It's a New Day in Public Health.
The Florida Department of Health works to protect, promote, and improve the health of all people in Florida through integrated state, county, and community efforts.
Different Types of Lupus
There are several forms of Lupus. Learn more about each type below.
Systemic Lupus Erythematosus (SLE) is the most common and serious form of Lupus. SLE is an autoimmune disease in which the immune system attacks its own tissues and causes widespread inflammation and tissue damage in the affected areas. SLE affects the joints, skin, brain, lungs, kidneys, and blood vessels.
Drug-Induced Lupus Erythematosus (DILE) is similar to SLE, but occurs as the result of an overreaction to certain medications. Symptoms usually occur 3 to 6 months after starting a medication, and disappear once the medicine is stopped.

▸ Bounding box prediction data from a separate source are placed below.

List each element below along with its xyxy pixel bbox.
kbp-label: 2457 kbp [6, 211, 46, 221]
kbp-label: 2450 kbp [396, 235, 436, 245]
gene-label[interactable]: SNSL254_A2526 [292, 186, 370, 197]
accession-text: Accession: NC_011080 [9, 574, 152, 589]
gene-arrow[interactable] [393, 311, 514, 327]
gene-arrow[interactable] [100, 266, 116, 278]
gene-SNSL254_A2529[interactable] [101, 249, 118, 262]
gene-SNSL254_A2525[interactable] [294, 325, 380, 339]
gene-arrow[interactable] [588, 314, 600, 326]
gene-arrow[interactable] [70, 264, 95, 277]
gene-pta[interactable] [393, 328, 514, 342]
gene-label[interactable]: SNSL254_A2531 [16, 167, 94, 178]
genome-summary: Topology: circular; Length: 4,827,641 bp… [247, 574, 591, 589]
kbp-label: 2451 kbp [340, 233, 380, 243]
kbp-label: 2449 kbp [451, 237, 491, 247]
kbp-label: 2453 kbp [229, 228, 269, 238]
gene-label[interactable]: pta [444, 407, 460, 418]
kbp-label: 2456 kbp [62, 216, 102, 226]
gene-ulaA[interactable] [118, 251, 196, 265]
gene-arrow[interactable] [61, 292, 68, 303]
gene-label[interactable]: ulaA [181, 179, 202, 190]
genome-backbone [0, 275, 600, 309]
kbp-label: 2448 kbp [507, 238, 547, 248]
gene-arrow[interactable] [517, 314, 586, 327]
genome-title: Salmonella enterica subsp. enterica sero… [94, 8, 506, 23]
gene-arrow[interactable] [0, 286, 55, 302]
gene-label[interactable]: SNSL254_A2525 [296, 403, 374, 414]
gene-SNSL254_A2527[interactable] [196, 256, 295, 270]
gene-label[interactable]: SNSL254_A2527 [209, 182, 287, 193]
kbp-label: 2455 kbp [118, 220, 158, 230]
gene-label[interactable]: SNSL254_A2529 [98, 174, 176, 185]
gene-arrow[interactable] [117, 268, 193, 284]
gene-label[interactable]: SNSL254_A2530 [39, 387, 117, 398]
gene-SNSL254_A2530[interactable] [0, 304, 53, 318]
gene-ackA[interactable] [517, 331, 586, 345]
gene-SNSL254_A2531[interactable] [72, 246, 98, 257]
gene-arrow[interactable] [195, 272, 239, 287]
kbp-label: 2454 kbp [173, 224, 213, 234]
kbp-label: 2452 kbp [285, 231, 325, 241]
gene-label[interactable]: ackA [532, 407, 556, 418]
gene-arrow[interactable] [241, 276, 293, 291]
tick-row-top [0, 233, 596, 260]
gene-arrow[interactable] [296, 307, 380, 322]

Cutaneous Lupus is Lupus that affects the skin in the form of a rash or lesions. This type of Lupus can occur on any part of the body, but usually appears where the skin is exposed to sunlight.
Neonatal Lupus occurs when an infant passively acquires auto-antibodies from a mother with SLE. The skin, liver, and blood problems resolve by 6 months, but the most serious sign—congenital heart block—requires a pacemaker and has a mortality rate of about 20%.